Duality is at the core of man’s existence
By Jiddu Krishnamurti | Express News Service | Published: 16th February 2018 10:30 PM |
Last Updated: 17th February 2018 04:49 AM | A+A A- |
CHENNAI: It was a sparkling morning, full of intense beauty. There seemed to be extraordinary order, but, of course, inside each house there was disorder — men plotting, children crying or laughing; the whole chain of misery stretching unseen from house to house. Spring, autumn and winter never broke this chain.
But that morning, there was a rebirth. Those tender leaves never knew the winter nor the coming autumn. They were vulnerable and therefore innocent.
From the window one could see the old dome of the striped marble cathedral and the many-coloured campanile; and inside, dark symbols of sorrow and hope.
The man I saw, was a painter. He had long hair, delicate hands, and was enclosed in the dream of his own gifts. He would come out of it — talk, explain — and then go back into his den. He said his pictures were selling and he had had several one-man exhibitions. He was rather proud of this, and his voice told of it.
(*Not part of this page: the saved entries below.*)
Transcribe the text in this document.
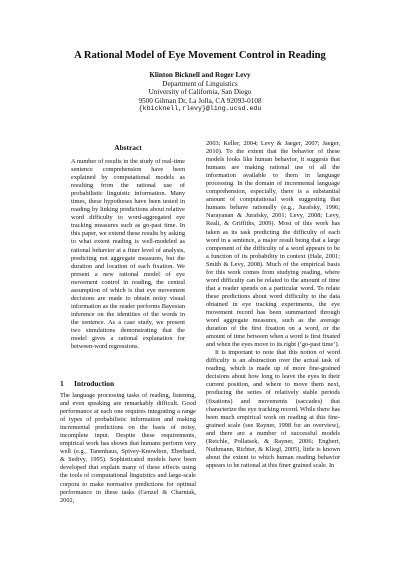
A Rational Model of Eye Movement Control in Reading
Klinton Bicknell and Roger Levy
Department of Linguistics
University of California, San Diego
9500 Gilman Dr, La Jolla, CA 92093-0108
{kbicknell,rlevy}@ling.ucsd.edu
Abstract
A number of results in the study of real-time sentence comprehension have been explained by computational models as resulting from the rational use of probabilistic linguistic information. Many times, these hypotheses have been tested in reading by linking predictions about relative word difficulty to word-aggregated eye tracking measures such as go-past time. In this paper, we extend these results by asking to what extent reading is well-modeled as rational behavior at a finer level of analysis, predicting not aggregate measures, but the duration and location of each fixation. We present a new rational model of eye movement control in reading, the central assumption of which is that eye movement decisions are made to obtain noisy visual information as the reader performs Bayesian inference on the identities of the words in the sentence. As a case study, we present two simulations demonstrating that the model gives a rational explanation for between-word regressions.
1 Introduction
The language processing tasks of reading, listening, and even speaking are remarkably difficult. Good performance at each one requires integrating a range of types of probabilistic information and making incremental predictions on the basis of noisy, incomplete input. Despite these requirements, empirical work has shown that humans perform very well (e.g., Tanenhaus, Spivey-Knowlton, Eberhard, & Sedivy, 1995). Sophisticated models have been developed that explain many of these effects using the tools of computational linguistics and large-scale corpora to make normative predictions for optimal performance in these tasks (Genzel & Charniak, 2002,
2003; Keller, 2004; Levy & Jaeger, 2007; Jaeger, 2010). To the extent that the behavior of these models looks like human behavior, it suggests that humans are making rational use of all the information available to them in language processing. In the domain of incremental language comprehension, especially, there is a substantial amount of computational work suggesting that humans behave rationally (e.g., Jurafsky, 1996; Narayanan & Jurafsky, 2001; Levy, 2008; Levy, Reali, & Griffiths, 2009). Most of this work has taken as its task predicting the difficulty of each word in a sentence, a major result being that a large component of the difficulty of a word appears to be a function of its probability in context (Hale, 2001; Smith & Levy, 2008). Much of the empirical basis for this work comes from studying reading, where word difficulty can be related to the amount of time that a reader spends on a particular word. To relate these predictions about word difficulty to the data obtained in eye tracking experiments, the eye movement record has been summarized through word aggregate measures, such as the average duration of the first fixation on a word, or the amount of time between when a word is first fixated and when the eyes move to its right (‘go-past time’).
It is important to note that this notion of word difficulty is an abstraction over the actual task of reading, which is made up of more fine-grained decisions about how long to leave the eyes in their current position, and where to move them next, producing the series of relatively stable periods (fixations) and movements (saccades) that characterize the eye tracking record. While there has been much empirical work on reading at this fine-grained scale (see Rayner, 1998 for an overview), and there are a number of successful models (Reichle, Pollatsek, & Rayner, 2006; Engbert, Nuthmann, Richter, & Kliegl, 2005), little is known about the extent to which human reading behavior appears to be rational at this finer grained scale. In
And then there was the army, within its own walls of self-interest; the businessman, enclosed in steel and glass; the housewife, waiting for her husband and her children.
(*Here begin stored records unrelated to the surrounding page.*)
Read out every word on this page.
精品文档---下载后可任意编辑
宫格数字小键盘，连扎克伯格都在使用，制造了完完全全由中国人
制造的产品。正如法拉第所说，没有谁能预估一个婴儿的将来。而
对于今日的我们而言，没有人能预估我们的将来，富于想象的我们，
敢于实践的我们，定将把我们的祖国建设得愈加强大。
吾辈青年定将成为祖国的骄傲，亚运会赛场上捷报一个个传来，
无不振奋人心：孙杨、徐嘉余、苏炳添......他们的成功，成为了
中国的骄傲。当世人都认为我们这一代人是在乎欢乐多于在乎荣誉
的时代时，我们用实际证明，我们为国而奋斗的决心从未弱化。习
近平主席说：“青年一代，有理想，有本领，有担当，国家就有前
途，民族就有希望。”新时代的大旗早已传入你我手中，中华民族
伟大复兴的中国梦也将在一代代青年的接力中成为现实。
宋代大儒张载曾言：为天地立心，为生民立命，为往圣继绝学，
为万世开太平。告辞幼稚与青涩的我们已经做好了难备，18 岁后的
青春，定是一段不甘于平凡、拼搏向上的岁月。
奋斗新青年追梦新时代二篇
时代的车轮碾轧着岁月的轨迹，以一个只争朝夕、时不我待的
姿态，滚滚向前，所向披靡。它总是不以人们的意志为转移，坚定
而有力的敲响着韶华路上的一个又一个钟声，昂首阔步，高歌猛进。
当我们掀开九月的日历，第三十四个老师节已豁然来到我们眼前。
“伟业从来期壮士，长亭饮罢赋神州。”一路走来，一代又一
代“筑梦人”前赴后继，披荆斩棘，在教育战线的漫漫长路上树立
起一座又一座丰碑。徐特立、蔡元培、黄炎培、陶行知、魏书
There was the museum-keeper, and the orchestra conductor, each living within a fragment of life, each fragment becoming extraordinarily important, unrelated, in contradiction to other fragments, having its own honours, its own social dignity, and its own prophets.
In the common greed, hate and aggression, human beings are related. It is the mind and the heart that divide — God and hate, love and violence — and in this duality, the whole culture of man expands and contracts.
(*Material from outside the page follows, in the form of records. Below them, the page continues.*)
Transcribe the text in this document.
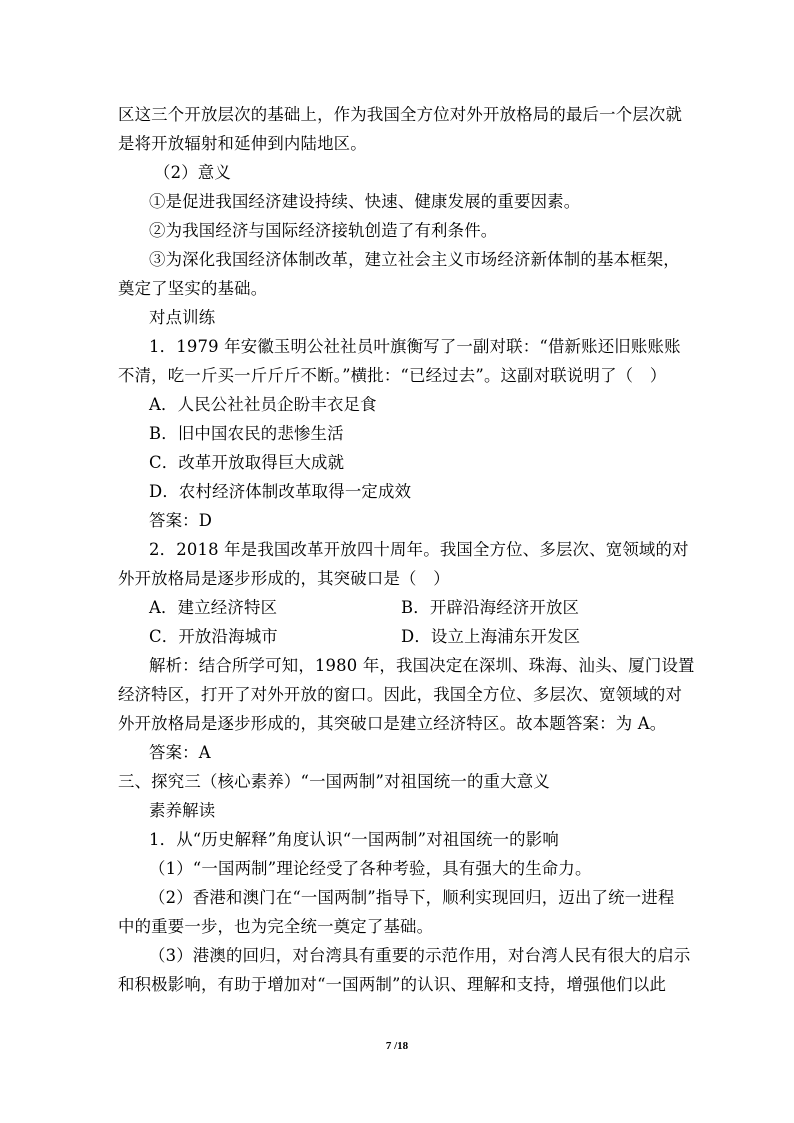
区这三个开放层次的基础上，作为我国全方位对外开放格局的最后一个层次就
是将开放辐射和延伸到内陆地区。
（2）意义
①是促进我国经济建设持续、快速、健康发展的重要因素。
②为我国经济与国际经济接轨创造了有利条件。
③为深化我国经济体制改革，建立社会主义市场经济新体制的基本框架，
奠定了坚实的基础。
对点训练
1．1979 年安徽玉明公社社员叶旗衡写了一副对联：“借新账还旧账账账
不清，吃一斤买一斤斤斤不断。”横批：“已经过去”。这副对联说明了（　）
A．人民公社社员企盼丰衣足食
B．旧中国农民的悲惨生活
C．改革开放取得巨大成就
D．农村经济体制改革取得一定成效
答案：D
2．2018 年是我国改革开放四十周年。我国全方位、多层次、宽领域的对
外开放格局是逐步形成的，其突破口是（　）
A．建立经济特区	B．开辟沿海经济开放区
C．开放沿海城市	D．设立上海浦东开发区
解析：结合所学可知，1980 年，我国决定在深圳、珠海、汕头、厦门设置
经济特区，打开了对外开放的窗口。因此，我国全方位、多层次、宽领域的对
外开放格局是逐步形成的，其突破口是建立经济特区。故本题答案：为 A。
答案：A
三、探究三（核心素养）“一国两制”对祖国统一的重大意义
素养解读
1．从“历史解释”角度认识“一国两制”对祖国统一的影响
（1）“一国两制”理论经受了各种考验，具有强大的生命力。
（2）香港和澳门在“一国两制”指导下，顺利实现回归，迈出了统一进程
中的重要一步，也为完全统一奠定了基础。
（3）港澳的回归，对台湾具有重要的示范作用，对台湾人民有很大的启示
和积极影响，有助于增加对“一国两制”的认识、理解和支持，增强他们以此
7 /18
The unity of man does not lie in any of the structures which the human mind has invented. Co-operation is not the nature of the intellect. Between love and hate there can be no unity, and yet it is what the mind is trying to find and establish.
Thought has constructed this culture of aggression, competition, and war; and yet this very thought is groping order and peace. But thought will never find order and peace, do what it will. Thought must be silent for love to be.